Despite wishing to behave professionally, the assistant to the Swiss-Italian scientist entered the tiny examination room, with a grin. The experiment’s subject sat on the examination table, his enormous feet flat on the linoleum floor and his back to a one-way mirror. But for the crêpe paper covering his lap, his nakedness reminded her of David in Florence.
The paper crinkled as he lifted a hand. “Another failed blood test.” He indicated a fingertip cut. “Never bleeds.”
Circulation issues, the assistant ticked on her tablet. She checked a skin graft—few successful.
A single long hair, loosened from the chignon she wore, fell onto her tablet. The subject had earlier hinted at an attraction for loose hair—but she wasn’t there to allure.
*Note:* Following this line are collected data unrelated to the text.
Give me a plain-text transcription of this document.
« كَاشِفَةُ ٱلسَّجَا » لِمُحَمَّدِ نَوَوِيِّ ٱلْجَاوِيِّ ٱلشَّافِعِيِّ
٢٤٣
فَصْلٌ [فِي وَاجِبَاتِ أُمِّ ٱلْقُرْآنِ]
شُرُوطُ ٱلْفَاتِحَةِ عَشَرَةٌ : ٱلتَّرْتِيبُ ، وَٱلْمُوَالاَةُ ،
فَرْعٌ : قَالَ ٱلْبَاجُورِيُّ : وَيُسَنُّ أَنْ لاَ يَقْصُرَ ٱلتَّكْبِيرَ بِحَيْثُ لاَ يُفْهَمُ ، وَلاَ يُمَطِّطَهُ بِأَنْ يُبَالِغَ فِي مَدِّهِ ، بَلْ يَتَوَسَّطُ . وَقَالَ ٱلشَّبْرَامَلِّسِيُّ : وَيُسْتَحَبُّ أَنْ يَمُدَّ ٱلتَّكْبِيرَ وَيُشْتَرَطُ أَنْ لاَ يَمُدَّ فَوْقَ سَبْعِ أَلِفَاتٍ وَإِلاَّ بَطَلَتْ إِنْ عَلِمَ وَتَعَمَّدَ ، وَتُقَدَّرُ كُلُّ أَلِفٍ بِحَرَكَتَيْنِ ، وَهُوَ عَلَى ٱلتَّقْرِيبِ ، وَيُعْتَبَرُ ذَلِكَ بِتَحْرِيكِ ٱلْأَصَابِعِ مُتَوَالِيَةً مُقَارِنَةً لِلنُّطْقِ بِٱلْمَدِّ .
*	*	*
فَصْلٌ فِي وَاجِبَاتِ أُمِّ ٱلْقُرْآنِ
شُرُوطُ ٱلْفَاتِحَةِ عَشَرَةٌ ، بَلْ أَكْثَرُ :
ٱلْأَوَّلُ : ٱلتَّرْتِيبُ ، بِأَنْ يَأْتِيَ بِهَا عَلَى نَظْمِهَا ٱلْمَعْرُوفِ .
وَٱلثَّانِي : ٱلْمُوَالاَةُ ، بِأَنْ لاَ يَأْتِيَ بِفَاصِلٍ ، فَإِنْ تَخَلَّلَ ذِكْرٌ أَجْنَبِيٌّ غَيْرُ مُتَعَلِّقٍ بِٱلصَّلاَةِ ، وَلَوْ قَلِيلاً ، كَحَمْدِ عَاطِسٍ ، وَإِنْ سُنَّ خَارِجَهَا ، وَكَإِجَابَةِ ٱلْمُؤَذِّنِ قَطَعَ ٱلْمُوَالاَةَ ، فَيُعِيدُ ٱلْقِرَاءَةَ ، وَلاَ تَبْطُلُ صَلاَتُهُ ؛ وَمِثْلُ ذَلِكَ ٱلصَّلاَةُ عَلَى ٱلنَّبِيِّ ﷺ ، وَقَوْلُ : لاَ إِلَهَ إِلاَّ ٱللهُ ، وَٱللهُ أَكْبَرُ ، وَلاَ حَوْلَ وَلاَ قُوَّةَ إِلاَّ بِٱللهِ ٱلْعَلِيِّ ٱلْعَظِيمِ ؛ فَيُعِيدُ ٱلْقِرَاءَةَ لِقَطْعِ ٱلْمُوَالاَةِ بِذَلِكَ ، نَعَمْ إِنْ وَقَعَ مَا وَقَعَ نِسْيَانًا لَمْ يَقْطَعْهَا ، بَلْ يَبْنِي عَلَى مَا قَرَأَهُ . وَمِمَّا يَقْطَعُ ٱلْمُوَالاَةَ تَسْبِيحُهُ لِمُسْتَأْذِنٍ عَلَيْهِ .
“Memory function?” she asked. “Muscle?”
“Left leg twitches. Like a dreaming dog’s.” One cheek twitched, too. (Facial palsy: left side.) The subject touched his unparalyzed cheek. “At some time, a kitten licked me here, and I can recall clipping my toenails.” The subject rubbed one bluish foot over the other.
The assistant ticked two items on her list.
The subject’s tapped his thighs with stiff fingers. “I’ve played piano,” he said. “I can still tap ‘Greensleeves,’ ‘Für Elise,’ ‘Trois Gymnopedies’ from memory—mais, comme un automates mécaniques.”
“French,” she murmured. Language fluency, she noted.
“Vous parlez aussi le français”
True. Her language skills had helped her secure this job. Her boss, a stern, elfish man in round Bauhaus eyewear, had a reputation for being brutish and abrupt. She saw through that: Europeans are just different than Americans. He’d praised her—a rarity—for being good with his subject.
“You were hired for your looks,” a coworker had chided.
She blushed at the memory and got back on track, asking the subject, “Any scent or taste memories?”
“As many as Proust.”
The subject had previously mentioned À la recherche du temps perdu, but this wasn’t the time or place to discuss books.
His gaze drifted to the mullioned window overlooking the campus rose garden. “Most memories are more pricking than pleasant.”
Mental memories: pain > pleasure.
He brushed her wrist, and the overhead light flickered as charged by his touch. The paper covering his lap lifted. The tablet trembled in the assistant’s hand, and she hoped her boss wasn’t behind the two-way mirror—for once.
But no, the door to the tiny room banged opened. Her boss greeted the subject. “Adam.” He held out his hand for the tablet and told the assistant, “Your job here is done, ja?”
She took an early lunchbreak. Upon her return, her access card failed to unlock the lab door. Her boss didn’t answer her messages or phone call.
Had she been fired? That couldn’t be!
She ran into the rose garden. Adam’s colossal figure looked down at her from the examination-room window. He placed a hand on the glass, and she took hold of her hair, freeing what she could.